[
https://issues.apache.org/jira/browse/PDFBOX-577?page=com.atlassian.jira.plugin.system.issuetabpanels:comment-tabpanel&focusedCommentId=13118963#comment-13118963
]
Arun K. M commented on PDFBOX-577:
----------------------------------
I would be very grateful of you could post your code for drawing the bounding
boxes if possible (I assume you use the pdf to image routines) and also to
share another other hints or directions you may have. I have been thinking of
intercepting the graphics context and recording all the "pixels" actually drawn
on the canvas for each character and then computing the bounding box - a bit
extreme I know, but I am also wondering if that information is available as you
have started down the path. I am interested in figuring out superscripts and
subscripts and using the Unicode codes to provide those in pdf to text for
better extracts. Any hints, guidance, pointers or experimental code is
welcome. I am new to PDFBOX and learning it at this time and I think that
highly accurate bounding box computations would be well worthwhile. Thanks!

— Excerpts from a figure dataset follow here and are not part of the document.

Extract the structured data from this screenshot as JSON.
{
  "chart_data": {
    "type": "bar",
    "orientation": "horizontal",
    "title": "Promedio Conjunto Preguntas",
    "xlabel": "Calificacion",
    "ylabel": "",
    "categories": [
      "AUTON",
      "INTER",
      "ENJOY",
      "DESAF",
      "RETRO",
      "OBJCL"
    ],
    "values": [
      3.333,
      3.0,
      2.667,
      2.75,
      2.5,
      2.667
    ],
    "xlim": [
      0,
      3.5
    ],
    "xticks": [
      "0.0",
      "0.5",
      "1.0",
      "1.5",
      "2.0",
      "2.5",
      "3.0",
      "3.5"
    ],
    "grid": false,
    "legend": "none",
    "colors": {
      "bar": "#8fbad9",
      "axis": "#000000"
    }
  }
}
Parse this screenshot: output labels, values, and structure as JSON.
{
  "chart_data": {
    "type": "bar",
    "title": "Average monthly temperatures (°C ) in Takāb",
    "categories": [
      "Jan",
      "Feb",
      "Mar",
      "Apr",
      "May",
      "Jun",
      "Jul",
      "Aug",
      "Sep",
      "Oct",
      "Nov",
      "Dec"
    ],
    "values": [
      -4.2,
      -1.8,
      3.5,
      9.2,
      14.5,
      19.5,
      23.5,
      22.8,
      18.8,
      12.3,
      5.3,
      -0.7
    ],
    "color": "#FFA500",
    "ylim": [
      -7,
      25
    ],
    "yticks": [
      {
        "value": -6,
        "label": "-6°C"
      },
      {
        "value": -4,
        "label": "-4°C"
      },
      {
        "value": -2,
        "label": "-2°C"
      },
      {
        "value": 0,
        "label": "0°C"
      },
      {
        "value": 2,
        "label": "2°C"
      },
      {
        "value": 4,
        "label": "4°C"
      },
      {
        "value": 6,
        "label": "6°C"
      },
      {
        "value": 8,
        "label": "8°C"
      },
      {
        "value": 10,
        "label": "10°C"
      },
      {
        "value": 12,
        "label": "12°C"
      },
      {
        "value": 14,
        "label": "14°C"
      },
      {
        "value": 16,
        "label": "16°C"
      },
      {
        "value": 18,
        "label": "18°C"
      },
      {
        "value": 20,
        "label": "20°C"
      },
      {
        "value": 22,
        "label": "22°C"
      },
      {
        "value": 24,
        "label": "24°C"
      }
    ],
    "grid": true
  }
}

> TextPosition should expose its bounding box
> -------------------------------------------
>
> Key: PDFBOX-577
> URL: https://issues.apache.org/jira/browse/PDFBOX-577
> Project: PDFBox
> Issue Type: Improvement
> Reporter: Villu Ruusmann
> Attachments:
> 0001-PDFont.java-Add-methods-to-retreive-the-Ascent-and-D.patch,
> AFM-getHeight.png, AFM-getUpperRightY.png
>
>
> It does not seem to be possible to calculate the bounding box of a
> TextPosition.
> IIUC, TextPosition#getY is the baseline of the text and
> TextPosition#getHeight is the absolute height of the text. When I subtract
> the latter from the former I get a top line, but this is only correct if the
> text does not contain descender characters.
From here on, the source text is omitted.